Garfield - Pooky
Mi sono trasferita da Bergamo a Trieste, lasciando la mia famiglia e la me-bambina. Purtroppo la me-combinaguai mi ha seguita e ogni tanto devo farci i conti e ammettere che è la parte di me che preferisco perché mi fa sempre parecchio ridere.

venerdì 17 giugno 2016

Giorno 34- Izzy

Izzy

Entrò in casa e si scrollò la pioggia di dosso. Non amava quel tempo uggioso, la faceva sentire triste, vecchia, più stanca. Si sedette al suo solito posto, vicino alla finestra. Le piaceva stare lì: vedeva passare la gente, là oltre quel vetro tempestato di aloni e immaginava le loro vite, chissà magari lente e solitarie, proprio come la sua.
Si stiracchiò un poco; quel maledetto autunno le entrava nelle ossa, il freddo le bloccava la schiena. Eppure anagraficamente non era così vecchia quanto il suo umore di quel periodo la faceva sentire. Certo, non riusciva più a correre senza sosta per un giorno intero e la sera avere ancora energia, ma non era ancora il momento di poltrire sul divano da mattina a sera.
Quando si sedeva su quella sedia che le dava una perfetta visuale dell'esterno si sentiva più viva.

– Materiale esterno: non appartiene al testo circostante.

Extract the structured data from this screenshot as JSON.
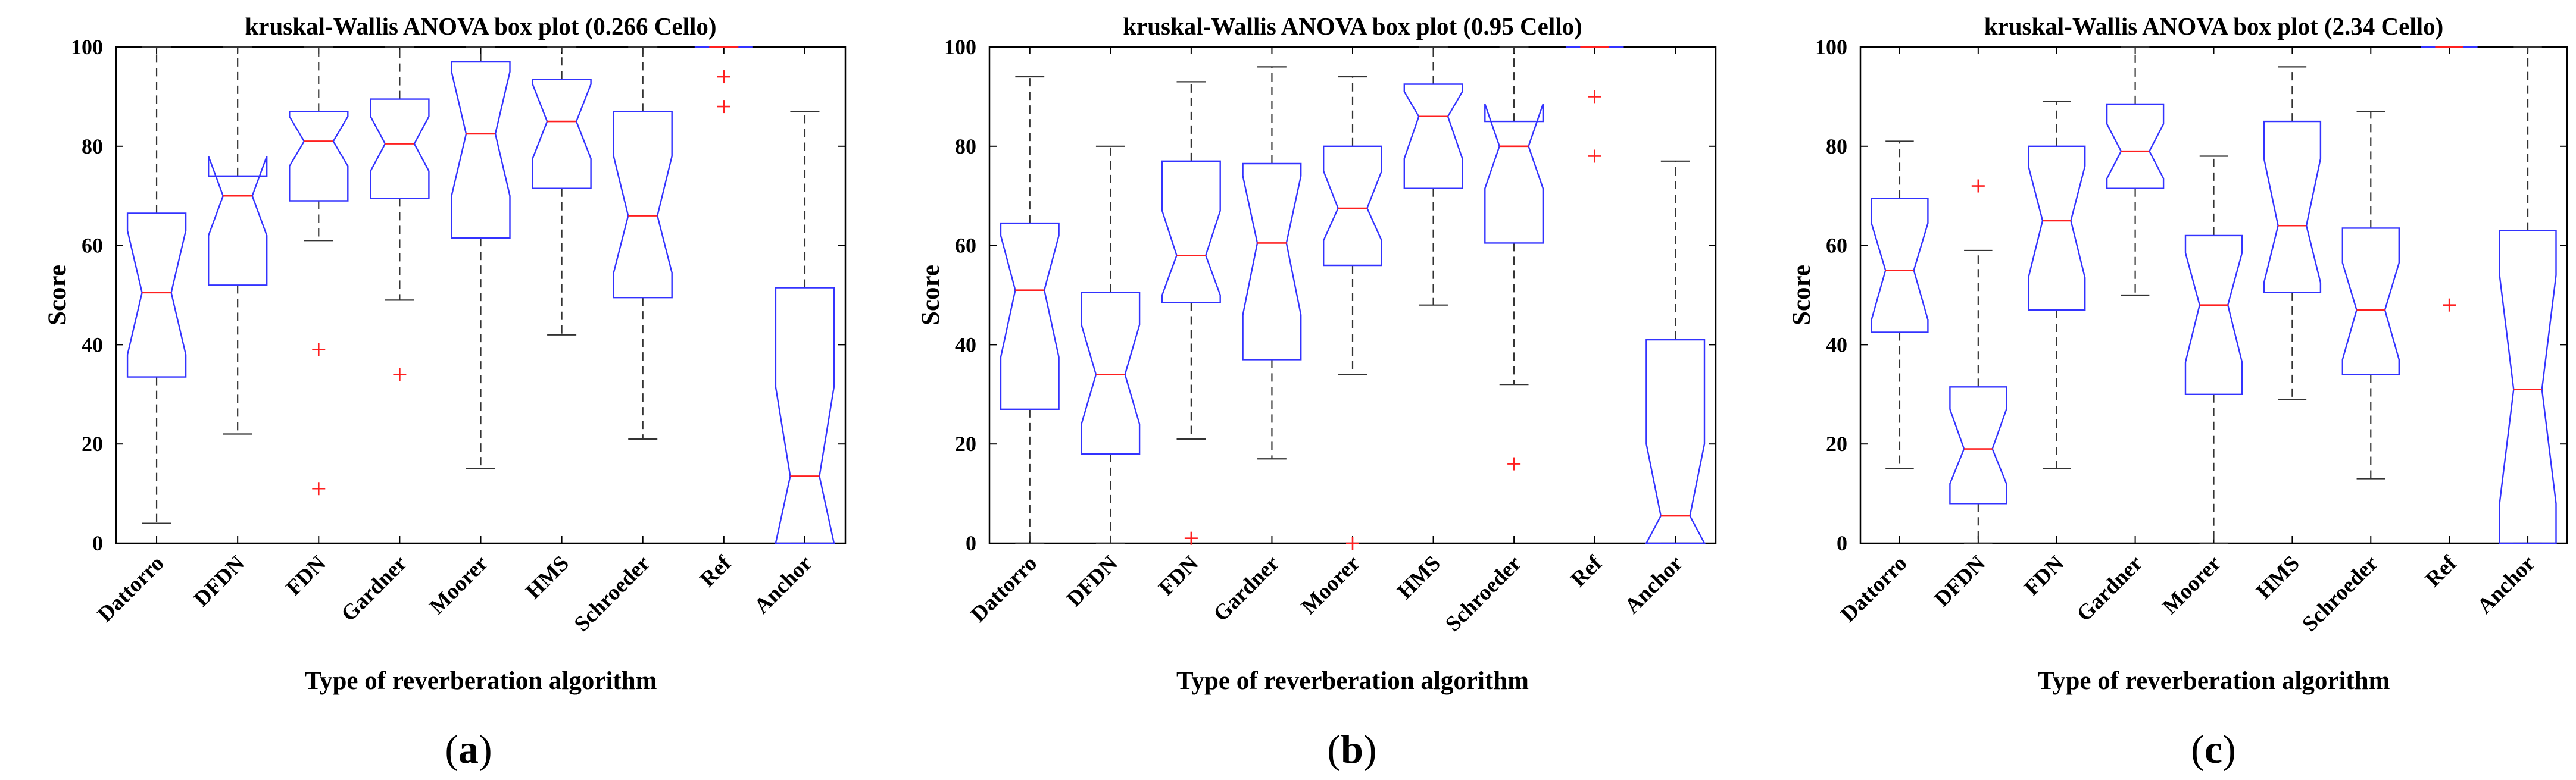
{
  "chart_data": [
    {
      "type": "boxplot",
      "panel_label": "a",
      "title": "kruskal-Wallis ANOVA box plot (0.266 Cello)",
      "xlabel": "Type of reverberation algorithm",
      "ylabel": "Score",
      "ylim": [
        0,
        100
      ],
      "yticks": [
        0,
        20,
        40,
        60,
        80,
        100
      ],
      "categories": [
        "Dattorro",
        "DFDN",
        "FDN",
        "Gardner",
        "Moorer",
        "HMS",
        "Schroeder",
        "Ref",
        "Anchor"
      ],
      "boxes": [
        {
          "whisker_low": 4,
          "q1": 33.5,
          "median": 50.5,
          "q3": 66.5,
          "whisker_high": 100,
          "notch_low": 38,
          "notch_high": 63,
          "outliers": []
        },
        {
          "whisker_low": 22,
          "q1": 52,
          "median": 70,
          "q3": 74,
          "whisker_high": 100,
          "notch_low": 62,
          "notch_high": 78,
          "outliers": []
        },
        {
          "whisker_low": 61,
          "q1": 69,
          "median": 81,
          "q3": 87,
          "whisker_high": 100,
          "notch_low": 76,
          "notch_high": 86,
          "outliers": [
            39,
            11
          ]
        },
        {
          "whisker_low": 49,
          "q1": 69.5,
          "median": 80.5,
          "q3": 89.5,
          "whisker_high": 100,
          "notch_low": 75,
          "notch_high": 86,
          "outliers": [
            34
          ]
        },
        {
          "whisker_low": 15,
          "q1": 61.5,
          "median": 82.5,
          "q3": 97,
          "whisker_high": 100,
          "notch_low": 70,
          "notch_high": 95,
          "outliers": []
        },
        {
          "whisker_low": 42,
          "q1": 71.5,
          "median": 85,
          "q3": 93.5,
          "whisker_high": 100,
          "notch_low": 77.5,
          "notch_high": 92.5,
          "outliers": []
        },
        {
          "whisker_low": 21,
          "q1": 49.5,
          "median": 66,
          "q3": 87,
          "whisker_high": 100,
          "notch_low": 54.5,
          "notch_high": 78,
          "outliers": []
        },
        {
          "whisker_low": 100,
          "q1": 100,
          "median": 100,
          "q3": 100,
          "whisker_high": 100,
          "notch_low": 100,
          "notch_high": 100,
          "outliers": [
            94,
            88
          ]
        },
        {
          "whisker_low": 0,
          "q1": 0,
          "median": 13.5,
          "q3": 51.5,
          "whisker_high": 87,
          "notch_low": 0,
          "notch_high": 31.5,
          "outliers": []
        }
      ]
    },
    {
      "type": "boxplot",
      "panel_label": "b",
      "title": "kruskal-Wallis ANOVA box plot (0.95 Cello)",
      "xlabel": "Type of reverberation algorithm",
      "ylabel": "Score",
      "ylim": [
        0,
        100
      ],
      "yticks": [
        0,
        20,
        40,
        60,
        80,
        100
      ],
      "categories": [
        "Dattorro",
        "DFDN",
        "FDN",
        "Gardner",
        "Moorer",
        "HMS",
        "Schroeder",
        "Ref",
        "Anchor"
      ],
      "boxes": [
        {
          "whisker_low": 0,
          "q1": 27,
          "median": 51,
          "q3": 64.5,
          "whisker_high": 94,
          "notch_low": 37.5,
          "notch_high": 62,
          "outliers": []
        },
        {
          "whisker_low": 0,
          "q1": 18,
          "median": 34,
          "q3": 50.5,
          "whisker_high": 80,
          "notch_low": 24,
          "notch_high": 44,
          "outliers": []
        },
        {
          "whisker_low": 21,
          "q1": 48.5,
          "median": 58,
          "q3": 77,
          "whisker_high": 93,
          "notch_low": 50,
          "notch_high": 67,
          "outliers": [
            1
          ]
        },
        {
          "whisker_low": 17,
          "q1": 37,
          "median": 60.5,
          "q3": 76.5,
          "whisker_high": 96,
          "notch_low": 46,
          "notch_high": 74,
          "outliers": []
        },
        {
          "whisker_low": 34,
          "q1": 56,
          "median": 67.5,
          "q3": 80,
          "whisker_high": 94,
          "notch_low": 61,
          "notch_high": 75,
          "outliers": [
            0
          ]
        },
        {
          "whisker_low": 48,
          "q1": 71.5,
          "median": 86,
          "q3": 92.5,
          "whisker_high": 100,
          "notch_low": 77.5,
          "notch_high": 91,
          "outliers": []
        },
        {
          "whisker_low": 32,
          "q1": 60.5,
          "median": 80,
          "q3": 85,
          "whisker_high": 100,
          "notch_low": 71.5,
          "notch_high": 88.5,
          "outliers": [
            16
          ]
        },
        {
          "whisker_low": 100,
          "q1": 100,
          "median": 100,
          "q3": 100,
          "whisker_high": 100,
          "notch_low": 100,
          "notch_high": 100,
          "outliers": [
            90,
            78
          ]
        },
        {
          "whisker_low": 0,
          "q1": 0,
          "median": 5.5,
          "q3": 41,
          "whisker_high": 77,
          "notch_low": 0,
          "notch_high": 20,
          "outliers": []
        }
      ]
    },
    {
      "type": "boxplot",
      "panel_label": "c",
      "title": "kruskal-Wallis ANOVA box plot (2.34 Cello)",
      "xlabel": "Type of reverberation algorithm",
      "ylabel": "Score",
      "ylim": [
        0,
        100
      ],
      "yticks": [
        0,
        20,
        40,
        60,
        80,
        100
      ],
      "categories": [
        "Dattorro",
        "DFDN",
        "FDN",
        "Gardner",
        "Moorer",
        "HMS",
        "Schroeder",
        "Ref",
        "Anchor"
      ],
      "boxes": [
        {
          "whisker_low": 15,
          "q1": 42.5,
          "median": 55,
          "q3": 69.5,
          "whisker_high": 81,
          "notch_low": 45,
          "notch_high": 64.5,
          "outliers": []
        },
        {
          "whisker_low": 0,
          "q1": 8,
          "median": 19,
          "q3": 31.5,
          "whisker_high": 59,
          "notch_low": 12,
          "notch_high": 27,
          "outliers": [
            72
          ]
        },
        {
          "whisker_low": 15,
          "q1": 47,
          "median": 65,
          "q3": 80,
          "whisker_high": 89,
          "notch_low": 53.5,
          "notch_high": 76,
          "outliers": []
        },
        {
          "whisker_low": 50,
          "q1": 71.5,
          "median": 79,
          "q3": 88.5,
          "whisker_high": 100,
          "notch_low": 73.5,
          "notch_high": 84.5,
          "outliers": []
        },
        {
          "whisker_low": 0,
          "q1": 30,
          "median": 48,
          "q3": 62,
          "whisker_high": 78,
          "notch_low": 36.5,
          "notch_high": 58.5,
          "outliers": []
        },
        {
          "whisker_low": 29,
          "q1": 50.5,
          "median": 64,
          "q3": 85,
          "whisker_high": 96,
          "notch_low": 52.5,
          "notch_high": 77.5,
          "outliers": []
        },
        {
          "whisker_low": 13,
          "q1": 34,
          "median": 47,
          "q3": 63.5,
          "whisker_high": 87,
          "notch_low": 37,
          "notch_high": 56.5,
          "outliers": []
        },
        {
          "whisker_low": 100,
          "q1": 100,
          "median": 100,
          "q3": 100,
          "whisker_high": 100,
          "notch_low": 100,
          "notch_high": 100,
          "outliers": [
            48
          ]
        },
        {
          "whisker_low": 0,
          "q1": 0,
          "median": 31,
          "q3": 63,
          "whisker_high": 100,
          "notch_low": 8,
          "notch_high": 54,
          "outliers": []
        }
      ]
    }
  ],
  "colors": {
    "box": "#3333ff",
    "median": "#ff2020",
    "whisker": "#333333",
    "outlier": "#ff2020",
    "axes": "#000000"
  }
}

Talvolta si chiedeva cosa avesse fatto nella vita; avrebbe lasciato la sua impronta in questo mondo? Faceva spesso quei viaggi interiori e finivano sempre con la stessa frase: "Ma sì, Izzy, c'è ancora tempo". Quella volta accadde qualcosa di diverso. Decise di prendere in mano la sua vita, di fare le cose che prima non avrebbe mai fatto. Forse in ogni caso non avrebbe lasciato un segno tangibile della sua presenza ai posteri, ma avrebbe vissuto la più straordinaria delle vite, questo era sicuro.
Una volta aveva sentito dire da uno dei tanti intellettuali occhialuti che Elena (la sua coinquilina) invitava per un drink (cosa mai ci trovava in quegli individui), che il miglior modo per essere felici è affrontare e vincere le proprie paure. Non doveva pensare molto alla cosa che temeva di più in assoluto: tuffarsi. Quando era molto piccola, in un pomeriggio d'estate appiccicosa, qualcuno (forse zio Joe) l'aveva buttata in un canale piuttosto profondo, così, senza preavviso e lei tutta piccola e indifesa si era dovuta barcamenare non poco per riguadagnare la terraferma. Sì, quello la terrorizzava.
Ma chissà, forse quel pomposo topo di biblioteca che le aveva persino fregato il suo abituale posto sul divano intendeva qualcosa di più profondo,  forse non era l'affrontare la paura dell'azione, ma dell'inazione: le paure più recondite, quelle che ti attanagliano la notte e non ti fanno dormire. Lei non dormiva molto di notte da anni. Le piaceva girare per casa, bere del latte, osservare quelle luci alte in cielo, le stelle, ed ascoltare; si sentono i rumori più curiosi la notte: auto che sfrecciano, cani che latrano, lo sciacquone dei vicini, per non parlare del loro neonato marmocchio, che piangeva in continuazione. Non le piacevano affatto i bambini: creature troppo goffe e allegre per la sua anima oscura. Non era cattiva, non lei. Diciamo che non era il tipo da relazioni sociali stabili. Eccolo lì il problema...non aveva amici, non si faceva avvicinare da nessuno, ogni volta che qualcuno tendeva la mano verso di lei, si ritraeva con una espressione svogliata. Non voleva aiuto da nessuno, lei. Anche sua madre, che l'aveva lasciata troppo presto, intuiva il suo malessere e la spronava ad essere più gentile. A che serviva, la gentilezza?
Ma ora....ora che aveva raggiunto la piena maturità e che sentiva, anche se in lontananza, i sospiri della vecchiaia, aveva un vuoto dentro di sé: "Non ho mai espresso i miei sentimenti- pensava- non ho mai fatto capire a Elena, la mia unica famiglia, quanto la amo e quanto le sono grata, perché si prende cura di me sempre, anche quando faccio l'antipatica". Doveva agire, prima che fosse troppo tardi. Sentì la chiave girare nella toppa. Era Elena, era tornata presto quel giorno. Si rizzò di scatto e balzò tra le braccia della sua umana, miagolando sommessamente. "Non è così male, in fondo", pensò mentre premeva il nasino contro la spalla della padrona, che le accarezzava il pelo, morbido e fulvo, come quello di un tigrotto senza strisce. Sì, aveva deciso: avrebbe vissuto la migliore delle vite, forse una delle nove che si crede che i gatti abbiano, ma sicuramente la più bella.